Ad aprire il disco è una traccia di poco meno di un minuto. Sembra l’attimo in cui stai per accendere il tuo videogioco preferito, prima che i suoni a 8 bit si convertano nei sintetizzatori filtrati di “Thinkin Bout You”, la traccia cardine di questo progetto. Sopra i ritmi cadenzati di cassa e clap, Ocean passa da cifre stilistiche che strizzano l’occhio al rap ai falsetti del ritornello. Poi di nuovo quaranta secondi di pausa. “Fertilizer” appare come uno spot pubblicitario e, mentre cambi canale, finisci in “Sierra Leone”. Un sogno lucido su un giovane che ha messo incinta una ragazza. I sottili arpeggi di Rhodes di “Sweet Life” esplodono in un vortice di Soul, mentre la voce di Ocean analizza quanto e in che modo la troppa ricchezza ci renda insensibili ai problemi del resto del mondo. 

Channel Orange

In Super Rich Kids, ritorna sul concetto di ricchezza, che diverrà uno dei punti fondamentali di questo disco. La traccia ha un’atmosfera luccicante, mentre la virata verso l’hiphop da parte di Ocean si fa più evidente. Più avanti, con “Lost”, diventerà sempre più evidente quanto sia importante mettere in luce le tensioni e i divari tra le classi sociali.

Ne è un esempio forse perfetto “Crack Rock”. Quello è il punto in cui l’intento del disco tocca il suo picco. Seppur a livello melodico sia una traccia che mette un’irrefrenabile voglia di danzare, il suo testo è molto di più. È uno spaccato di vita nel bel mezzo del nulla. Un paesello del centro America. È la storia di un tossico dipendente assuefatto dal crack. Ha perso qualsiasi cosa, è diventato un reietto della società, e nemmeno la sua famiglia ora lo supporta più. È forse la traccia più evocativa di questo disco. Per Ocean, le storie di queste persone sono importanti, forse più di quelle dei “Bambini Ricchi”. 

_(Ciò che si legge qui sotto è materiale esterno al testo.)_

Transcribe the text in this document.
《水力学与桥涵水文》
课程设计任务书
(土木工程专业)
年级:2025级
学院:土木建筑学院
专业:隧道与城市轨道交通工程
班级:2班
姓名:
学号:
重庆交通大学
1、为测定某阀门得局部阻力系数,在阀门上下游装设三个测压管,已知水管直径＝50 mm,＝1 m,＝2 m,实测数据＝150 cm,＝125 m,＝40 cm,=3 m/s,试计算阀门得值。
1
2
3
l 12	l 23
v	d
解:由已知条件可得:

Nei quasi dieci minuti di “Pyramids” l’R&B gioca con il pop elettronico stile “Graduation” che in quel periodo viveva ancora il suo periodo migliore. Se “Crack Rock” aveva il testo più evocativo, “Pyramids” ha la composizione migliore. Assoli di chitarra di John Mayer, Vocoder, stratificazioni di sintetizzatori, cambi di stile. Ha tutto. “Bad Religion” è forse l’unica traccia che a livello di immaginario collettivo potrebbe rispecchiare la “pesantezza” degli argomenti trattati nel disco. È una balld in cui questa volta il protagonista è il dolore. Il dolore di un amore non corrisposto. Con l’organo di “Bad Religion” i toni del disco si raffreddano. In “Pink Matter”, con Andre3000, il rap trova l’incastro perfetto per completare la traccia, diventando a tutti gli effetti il suo punto forte. 

“Forrest Gump” è un’altra lucente composizione con l’amore al centro della storia. La traccia sfocia in un outro dai tratti particolari. Qui forse è l’unico momento in cui questo disco fa uscire degli attimi di cupezza. È una conversazione in macchina, con la radio accesa. Poi le voci si sfocano. Qualcuno apre la portiera. E va via. Torna a casa, accende quello che sembra un registratore, ma il disco è finito.